The form 1040 contains 11 attachments, known as schedules, which vary in necessity based on the taxpayer's situation. Listed below are the IRS forms attached to the Form 1040, their purpose, and the specific tax levied.


Schedule A IRS form Used to itemize allowable deductions made against income. Itemized deductions are eligible expenses that taxpayers report on their IRS forms to decrease their taxable income. After computing the adjusted gross income, taxpayers will review a lost of allowable deductions, appropriately itemize them, and then subtract the itemized deductions from their AGI amount. Once the calculations have been made the individuals taxable income amount is finalized. 


Examples of allowable itemized deductions include:Medical expenses that exceed 7.5% of the taxpayer's adjusted gross income, premiums for medical insurance, necessary travel expenses, payments for prescription drugs, charitable contributions, state property taxes (property and income), and investment interest. To save time and dependent on situation, taxpayers may choose to take a standard deduction, which is between, $5,150 and $14,300. 

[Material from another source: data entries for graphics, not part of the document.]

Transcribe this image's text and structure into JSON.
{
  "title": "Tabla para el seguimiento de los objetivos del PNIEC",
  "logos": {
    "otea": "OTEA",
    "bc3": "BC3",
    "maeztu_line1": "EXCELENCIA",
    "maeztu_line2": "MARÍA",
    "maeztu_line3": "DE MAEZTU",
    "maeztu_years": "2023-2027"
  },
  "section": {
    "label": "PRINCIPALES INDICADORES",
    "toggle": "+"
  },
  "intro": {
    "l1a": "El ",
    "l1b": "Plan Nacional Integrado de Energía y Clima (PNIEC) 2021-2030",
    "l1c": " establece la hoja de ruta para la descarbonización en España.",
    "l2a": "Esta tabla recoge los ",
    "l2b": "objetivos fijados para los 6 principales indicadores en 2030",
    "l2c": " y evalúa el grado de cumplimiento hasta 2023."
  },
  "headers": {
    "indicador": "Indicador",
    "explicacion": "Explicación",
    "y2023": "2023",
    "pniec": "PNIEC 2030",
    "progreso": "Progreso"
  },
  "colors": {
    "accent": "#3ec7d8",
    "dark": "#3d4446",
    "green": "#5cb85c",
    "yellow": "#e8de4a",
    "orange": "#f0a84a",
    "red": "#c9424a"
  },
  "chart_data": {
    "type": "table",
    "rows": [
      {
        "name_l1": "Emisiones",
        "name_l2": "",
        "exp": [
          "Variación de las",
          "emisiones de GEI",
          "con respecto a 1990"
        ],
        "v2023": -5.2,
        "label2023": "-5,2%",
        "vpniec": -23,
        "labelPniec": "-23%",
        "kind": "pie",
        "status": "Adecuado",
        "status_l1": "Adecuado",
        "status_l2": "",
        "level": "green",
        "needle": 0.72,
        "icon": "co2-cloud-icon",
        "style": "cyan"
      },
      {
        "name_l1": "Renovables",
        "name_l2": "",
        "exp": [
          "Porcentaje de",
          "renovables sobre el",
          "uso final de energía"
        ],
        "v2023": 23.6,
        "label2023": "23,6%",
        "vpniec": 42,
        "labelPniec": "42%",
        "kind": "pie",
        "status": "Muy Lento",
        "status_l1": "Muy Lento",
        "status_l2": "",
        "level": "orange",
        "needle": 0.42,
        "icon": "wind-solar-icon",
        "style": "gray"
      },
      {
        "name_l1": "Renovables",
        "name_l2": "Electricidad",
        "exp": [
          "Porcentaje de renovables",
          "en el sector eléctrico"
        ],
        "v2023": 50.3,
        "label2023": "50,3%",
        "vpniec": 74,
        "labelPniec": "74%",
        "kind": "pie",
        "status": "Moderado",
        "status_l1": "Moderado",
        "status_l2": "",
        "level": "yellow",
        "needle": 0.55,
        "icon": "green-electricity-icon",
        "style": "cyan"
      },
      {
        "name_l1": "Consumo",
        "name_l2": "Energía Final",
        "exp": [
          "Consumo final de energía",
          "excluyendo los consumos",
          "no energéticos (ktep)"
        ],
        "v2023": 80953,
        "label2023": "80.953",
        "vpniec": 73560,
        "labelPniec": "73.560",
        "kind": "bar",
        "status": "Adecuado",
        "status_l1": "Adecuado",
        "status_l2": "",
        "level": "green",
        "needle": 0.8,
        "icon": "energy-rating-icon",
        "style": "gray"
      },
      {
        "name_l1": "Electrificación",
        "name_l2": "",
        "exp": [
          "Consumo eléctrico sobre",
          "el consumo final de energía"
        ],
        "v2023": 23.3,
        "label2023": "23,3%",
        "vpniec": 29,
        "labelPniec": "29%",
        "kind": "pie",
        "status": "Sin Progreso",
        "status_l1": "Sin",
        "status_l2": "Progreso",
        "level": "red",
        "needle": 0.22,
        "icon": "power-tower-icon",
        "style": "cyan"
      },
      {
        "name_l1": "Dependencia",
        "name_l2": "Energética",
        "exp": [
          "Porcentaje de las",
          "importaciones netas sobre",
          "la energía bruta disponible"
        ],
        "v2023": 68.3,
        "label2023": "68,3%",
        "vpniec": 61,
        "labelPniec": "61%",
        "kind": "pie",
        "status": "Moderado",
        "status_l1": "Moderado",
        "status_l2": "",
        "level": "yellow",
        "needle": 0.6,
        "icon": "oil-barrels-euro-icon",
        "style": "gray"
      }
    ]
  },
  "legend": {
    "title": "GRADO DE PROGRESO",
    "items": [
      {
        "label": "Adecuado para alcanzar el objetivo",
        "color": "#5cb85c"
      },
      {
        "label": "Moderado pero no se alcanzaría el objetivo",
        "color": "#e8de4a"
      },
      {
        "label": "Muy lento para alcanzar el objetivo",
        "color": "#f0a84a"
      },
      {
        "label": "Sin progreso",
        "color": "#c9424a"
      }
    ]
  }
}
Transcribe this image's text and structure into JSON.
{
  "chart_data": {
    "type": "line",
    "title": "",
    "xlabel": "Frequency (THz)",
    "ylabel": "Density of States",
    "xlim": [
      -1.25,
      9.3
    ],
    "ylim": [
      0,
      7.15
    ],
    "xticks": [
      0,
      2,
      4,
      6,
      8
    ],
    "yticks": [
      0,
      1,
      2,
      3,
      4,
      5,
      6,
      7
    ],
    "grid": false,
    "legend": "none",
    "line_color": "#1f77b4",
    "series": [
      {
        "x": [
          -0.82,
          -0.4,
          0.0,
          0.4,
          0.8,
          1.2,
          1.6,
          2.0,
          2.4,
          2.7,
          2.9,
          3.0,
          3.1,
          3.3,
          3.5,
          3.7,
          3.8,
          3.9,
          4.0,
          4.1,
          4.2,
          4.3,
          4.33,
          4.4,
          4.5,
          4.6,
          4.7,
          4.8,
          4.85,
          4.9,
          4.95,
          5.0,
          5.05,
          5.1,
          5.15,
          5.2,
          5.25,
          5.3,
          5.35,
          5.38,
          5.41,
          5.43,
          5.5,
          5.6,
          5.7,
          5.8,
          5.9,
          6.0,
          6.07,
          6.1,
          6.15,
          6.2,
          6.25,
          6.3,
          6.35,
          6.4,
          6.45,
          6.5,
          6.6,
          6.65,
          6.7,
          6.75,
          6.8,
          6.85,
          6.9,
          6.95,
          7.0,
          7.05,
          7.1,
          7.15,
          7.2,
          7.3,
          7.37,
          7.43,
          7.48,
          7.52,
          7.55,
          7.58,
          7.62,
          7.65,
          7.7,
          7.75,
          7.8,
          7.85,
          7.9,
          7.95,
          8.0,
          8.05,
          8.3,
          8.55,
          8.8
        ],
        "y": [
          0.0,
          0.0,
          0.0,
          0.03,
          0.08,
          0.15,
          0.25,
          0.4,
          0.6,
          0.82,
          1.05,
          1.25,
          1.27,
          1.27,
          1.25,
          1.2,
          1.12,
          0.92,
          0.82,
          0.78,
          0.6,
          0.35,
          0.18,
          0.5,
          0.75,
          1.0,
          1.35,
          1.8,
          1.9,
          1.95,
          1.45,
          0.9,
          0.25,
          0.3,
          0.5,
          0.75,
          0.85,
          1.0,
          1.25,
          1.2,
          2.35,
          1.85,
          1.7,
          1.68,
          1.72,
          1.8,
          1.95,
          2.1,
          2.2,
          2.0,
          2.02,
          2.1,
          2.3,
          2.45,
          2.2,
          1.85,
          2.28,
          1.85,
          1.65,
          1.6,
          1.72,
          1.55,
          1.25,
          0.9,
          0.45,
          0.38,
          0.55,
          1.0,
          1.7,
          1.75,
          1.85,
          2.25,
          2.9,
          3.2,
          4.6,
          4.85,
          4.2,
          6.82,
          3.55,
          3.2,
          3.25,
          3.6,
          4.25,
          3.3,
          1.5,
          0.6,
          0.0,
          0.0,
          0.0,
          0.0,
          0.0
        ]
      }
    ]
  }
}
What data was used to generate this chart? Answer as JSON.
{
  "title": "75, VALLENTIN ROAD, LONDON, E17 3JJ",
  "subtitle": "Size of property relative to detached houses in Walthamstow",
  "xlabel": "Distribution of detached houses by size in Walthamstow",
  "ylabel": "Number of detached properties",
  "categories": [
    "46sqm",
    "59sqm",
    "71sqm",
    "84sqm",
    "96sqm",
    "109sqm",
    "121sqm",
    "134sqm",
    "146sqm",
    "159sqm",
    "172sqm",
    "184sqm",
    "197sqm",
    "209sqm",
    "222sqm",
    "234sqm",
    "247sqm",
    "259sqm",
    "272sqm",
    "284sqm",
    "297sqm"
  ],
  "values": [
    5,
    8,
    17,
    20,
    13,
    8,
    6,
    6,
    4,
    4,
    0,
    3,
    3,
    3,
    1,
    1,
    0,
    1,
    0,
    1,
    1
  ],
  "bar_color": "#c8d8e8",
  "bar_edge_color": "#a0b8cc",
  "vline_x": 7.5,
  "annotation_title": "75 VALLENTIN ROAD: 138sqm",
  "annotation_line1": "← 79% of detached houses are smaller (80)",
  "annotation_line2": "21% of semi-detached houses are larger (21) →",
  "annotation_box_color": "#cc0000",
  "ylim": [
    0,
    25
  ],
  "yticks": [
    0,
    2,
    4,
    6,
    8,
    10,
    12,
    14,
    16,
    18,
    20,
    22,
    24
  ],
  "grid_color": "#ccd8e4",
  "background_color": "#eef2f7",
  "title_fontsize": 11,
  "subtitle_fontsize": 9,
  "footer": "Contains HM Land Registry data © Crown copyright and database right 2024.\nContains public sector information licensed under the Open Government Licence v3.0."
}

Schedule B IRS form that calculates interest or divided income. Schedule B is required only if the amount received from dividends or interest exceed $1,500 during the tax year. Dividends refer to corporate profits "kicked-back" quarterly to investors of corporations. 


Schedule C IRS form that lists all income and expenses related to self-employment. Depending on ease of situation, a streamlined form (C-EZ) is available for sole proprietors. 


Schedule C-EZIRS form


Schedule D IRS form Used to file capital gains and losses incurred during the taxable year. Schedule D is used to calculate the taxable amount given the special rates applied to capital gains. Capital gains are profits which result from investments into an asset, such as real estate, stocks, bonds, or mutual funds. 


Schedule E IRS form Used to report income and expenses emerging from the rental of royalties or real property. Pass-through entities (partnerships, trusts, estates) are also reported on this IRS form. 


Schedule EIC IRS form which documents an individuals Earned Income Tax Credit. Designed to encourage low-income workers and offset the levying burden of payroll taxes, the EIC offers tax credits to individuals who receive a low annual income while disabled, raising a family, furthering an education, or, sharing a residence. 


Schedule F - IRS form used to report expenses and income related to farming.


Schedule H - IRS form Used to document taxes owed to due employment of household aid. 


Schedule J - IRS form that calculates average farm income over a period of several years. 


Schedule L : IRS form, Used to figure an increased standard deduction in certain cases.


Schedule M - IRS form applied in 2009 and 2010, used to claim the $400 "Making Work pay" tax credit.  


Schedule N - IRS form


Schedule R - IRS form Used to calculate tax credits for the elderly or disabled.


Schedule SE : IRS form, Used to calculate the self-employment tax owed on income from self-employment (such as on a Schedule C or Schedule F, or in a partnership).